Au lendemain de la Tabaski, célébrée le 28 mai 2026, habitants, bénévoles et acteurs communautaires ont investi les plages de Yoff pour débarrasser le littoral des déchets issus de la fête du sacrifice. Cette opération citoyenne permet de préserver un environnement durement éprouvé par ces rejets, notamment les peaux de moutons, cornes, viscères et ordures ménagères.
Dans le quartier de Yoff Dagoudane, dès les premières heures de la matinée du vendredi 29 mai 2026, des jeunes, munis de râteaux, brouettes, pelles et gants, ont pris d’assaut la plage. Les traces de la Tabaski, célébrée la veille, sont encore visibles. Des peaux de mouton jonchent le sable, tandis que des sachets plastiques et divers déchets sont dispersés le long du rivage. Sous l’effet des vagues, une partie de ces détritus sont emportés vers la mer.
Pour de nombreux habitants, il était important d’agir rapidement afin d’éviter que la situation ne se détériore davantage. « Chaque année, après la Tabaski, nous sommes confrontés au même problème.

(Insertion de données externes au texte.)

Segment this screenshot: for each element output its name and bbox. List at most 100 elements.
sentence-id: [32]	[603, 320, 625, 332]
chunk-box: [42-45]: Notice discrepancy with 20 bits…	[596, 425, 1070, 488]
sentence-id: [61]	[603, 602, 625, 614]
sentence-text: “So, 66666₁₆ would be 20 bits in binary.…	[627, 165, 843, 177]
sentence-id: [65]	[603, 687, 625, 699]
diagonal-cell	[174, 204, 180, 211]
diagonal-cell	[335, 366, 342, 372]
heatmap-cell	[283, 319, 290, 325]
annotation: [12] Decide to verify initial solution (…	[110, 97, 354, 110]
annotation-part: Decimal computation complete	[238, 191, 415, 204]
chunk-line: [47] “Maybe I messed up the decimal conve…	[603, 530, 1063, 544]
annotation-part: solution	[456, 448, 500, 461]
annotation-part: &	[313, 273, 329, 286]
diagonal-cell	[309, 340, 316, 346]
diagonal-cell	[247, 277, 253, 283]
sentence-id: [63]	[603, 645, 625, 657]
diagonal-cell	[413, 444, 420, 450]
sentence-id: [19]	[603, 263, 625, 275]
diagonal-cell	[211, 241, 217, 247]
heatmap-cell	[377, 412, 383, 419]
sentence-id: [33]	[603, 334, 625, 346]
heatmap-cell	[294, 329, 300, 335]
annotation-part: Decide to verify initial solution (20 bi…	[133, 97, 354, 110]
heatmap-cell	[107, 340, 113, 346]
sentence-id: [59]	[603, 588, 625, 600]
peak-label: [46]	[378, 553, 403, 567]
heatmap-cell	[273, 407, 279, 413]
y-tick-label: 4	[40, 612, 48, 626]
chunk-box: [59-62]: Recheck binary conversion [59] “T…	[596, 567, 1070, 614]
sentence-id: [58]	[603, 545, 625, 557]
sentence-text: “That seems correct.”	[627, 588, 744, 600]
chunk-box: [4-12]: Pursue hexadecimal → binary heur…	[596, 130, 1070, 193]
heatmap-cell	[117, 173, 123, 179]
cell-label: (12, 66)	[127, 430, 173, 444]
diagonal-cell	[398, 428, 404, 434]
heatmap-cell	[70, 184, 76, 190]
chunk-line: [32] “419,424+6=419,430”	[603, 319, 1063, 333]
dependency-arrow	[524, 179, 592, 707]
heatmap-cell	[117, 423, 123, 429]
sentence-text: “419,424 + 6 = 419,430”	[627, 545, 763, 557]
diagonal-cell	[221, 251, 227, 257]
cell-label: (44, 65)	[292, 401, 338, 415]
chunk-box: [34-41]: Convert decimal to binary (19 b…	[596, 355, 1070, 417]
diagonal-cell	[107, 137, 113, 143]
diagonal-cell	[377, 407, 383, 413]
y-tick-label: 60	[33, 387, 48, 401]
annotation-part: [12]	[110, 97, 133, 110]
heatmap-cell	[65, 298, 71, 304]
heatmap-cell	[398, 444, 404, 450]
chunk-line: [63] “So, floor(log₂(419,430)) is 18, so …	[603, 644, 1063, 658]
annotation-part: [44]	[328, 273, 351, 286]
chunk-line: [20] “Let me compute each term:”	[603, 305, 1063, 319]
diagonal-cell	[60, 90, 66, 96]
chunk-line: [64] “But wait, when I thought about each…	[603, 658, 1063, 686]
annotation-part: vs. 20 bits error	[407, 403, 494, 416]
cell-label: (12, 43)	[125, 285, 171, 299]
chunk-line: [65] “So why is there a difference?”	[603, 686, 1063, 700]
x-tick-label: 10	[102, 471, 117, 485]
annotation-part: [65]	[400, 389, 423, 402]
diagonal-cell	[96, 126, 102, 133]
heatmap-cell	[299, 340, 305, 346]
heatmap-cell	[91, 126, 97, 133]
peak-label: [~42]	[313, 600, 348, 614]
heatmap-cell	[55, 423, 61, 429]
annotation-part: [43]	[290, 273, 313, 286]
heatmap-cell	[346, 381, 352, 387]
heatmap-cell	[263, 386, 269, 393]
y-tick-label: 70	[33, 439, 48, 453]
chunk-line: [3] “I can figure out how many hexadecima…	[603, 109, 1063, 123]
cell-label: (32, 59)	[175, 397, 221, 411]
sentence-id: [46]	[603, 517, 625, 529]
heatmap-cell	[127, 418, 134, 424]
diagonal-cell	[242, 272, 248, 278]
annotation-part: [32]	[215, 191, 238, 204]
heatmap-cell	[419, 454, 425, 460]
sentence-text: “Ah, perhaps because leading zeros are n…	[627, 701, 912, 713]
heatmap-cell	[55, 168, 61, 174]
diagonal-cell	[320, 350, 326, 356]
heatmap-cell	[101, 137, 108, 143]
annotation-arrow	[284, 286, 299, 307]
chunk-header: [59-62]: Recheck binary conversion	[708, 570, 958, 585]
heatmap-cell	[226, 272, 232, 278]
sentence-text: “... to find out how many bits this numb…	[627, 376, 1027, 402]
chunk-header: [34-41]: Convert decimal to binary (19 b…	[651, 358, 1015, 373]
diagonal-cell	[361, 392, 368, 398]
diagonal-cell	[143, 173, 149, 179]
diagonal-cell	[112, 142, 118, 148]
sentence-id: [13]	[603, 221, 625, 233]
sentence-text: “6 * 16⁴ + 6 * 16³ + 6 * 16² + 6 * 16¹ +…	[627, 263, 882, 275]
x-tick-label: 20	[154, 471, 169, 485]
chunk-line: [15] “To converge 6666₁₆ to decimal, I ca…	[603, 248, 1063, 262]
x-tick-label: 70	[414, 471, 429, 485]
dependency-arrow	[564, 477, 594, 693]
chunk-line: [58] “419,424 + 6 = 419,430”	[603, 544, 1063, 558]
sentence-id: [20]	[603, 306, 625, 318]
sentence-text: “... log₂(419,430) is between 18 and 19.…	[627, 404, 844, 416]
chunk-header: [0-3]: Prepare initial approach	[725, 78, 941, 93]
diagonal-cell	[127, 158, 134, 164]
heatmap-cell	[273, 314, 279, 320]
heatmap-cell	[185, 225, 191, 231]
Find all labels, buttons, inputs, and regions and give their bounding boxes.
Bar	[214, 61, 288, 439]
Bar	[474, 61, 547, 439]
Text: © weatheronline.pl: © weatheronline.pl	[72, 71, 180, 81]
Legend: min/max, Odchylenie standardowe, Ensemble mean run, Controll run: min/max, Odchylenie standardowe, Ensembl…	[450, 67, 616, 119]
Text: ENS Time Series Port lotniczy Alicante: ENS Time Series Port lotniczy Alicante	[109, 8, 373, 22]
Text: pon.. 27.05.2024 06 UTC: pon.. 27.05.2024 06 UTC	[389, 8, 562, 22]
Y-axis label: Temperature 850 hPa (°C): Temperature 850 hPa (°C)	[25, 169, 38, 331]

Si personne ne se mobilise, les déchets restent plusieurs jours sur la plage », explique Pathé Ndoye, un riverain. Sur plusieurs portions du littoral, particulièrement à Tonghor, Ndénatte et Dagoudane, des groupes de volontaires se relaient pour collecter les déchets accumulés après la fête. L’objectif est de rendre les plages à nouveau accessibles aux populations tout en limitant les risques de pollution marine.
Les membres du Club environnement de Yoff figurent parmi les plus actifs. Depuis plusieurs années, ils organisent régulièrement des opérations de nettoiement et de sensibilisation. Pour eux, la protection du littoral passe autant par les actions de nettoyage que par un changement durable des comportements. « Une peau de mouton abandonnée finit par se décomposer, mais les déchets plastiques restent dans l’environnement pendant de longues années. C’est pourquoi il faut agir rapidement après la Tabaski », explique Mamadou Laye Dièye, un membre dudit collectif.
Un littoral source de revenus À Yoff, la question environnementale est étroitement liée aux activités de pêche. Le littoral constitue une source de revenus essentielle pour des milliers de personnes qui vivent directement ou indirectement de l’exploitation des ressources halieutiques. Les pêcheurs observent avec inquiétude l’accumulation des déchets sur les plages et dans les eaux côtières.
Selon eux, la pollution du littoral menace progressivement un écosystème déjà soumis à de nombreuses pressions. « La mer est notre richesse. Nous devons la protéger parce qu’elle fait vivre des milliers de familles », rappelle un acteur du secteur de la pêche artisanale sous l’anonymat.
Malgré les opérations de nettoiement engagées au lendemain de la fête, plusieurs habitants estiment que le problème ne pourra être réglé durablement sans une meilleure gestion des déchets de Tabaski. Ils plaident ainsi pour un renforcement de la sensibilisation et une implication plus importante des populations dans la préservation du cadre de vie. Sur les plages de Yoff, les brouettes continuent de se remplir de peaux, de cornes et de détritus. Une mobilisation citoyenne qui témoigne de la volonté de nombreux habitants de préserver leur littoral et d’empêcher que la fête du sacrifice ne laisse derrière elle une longue traîne de pollution.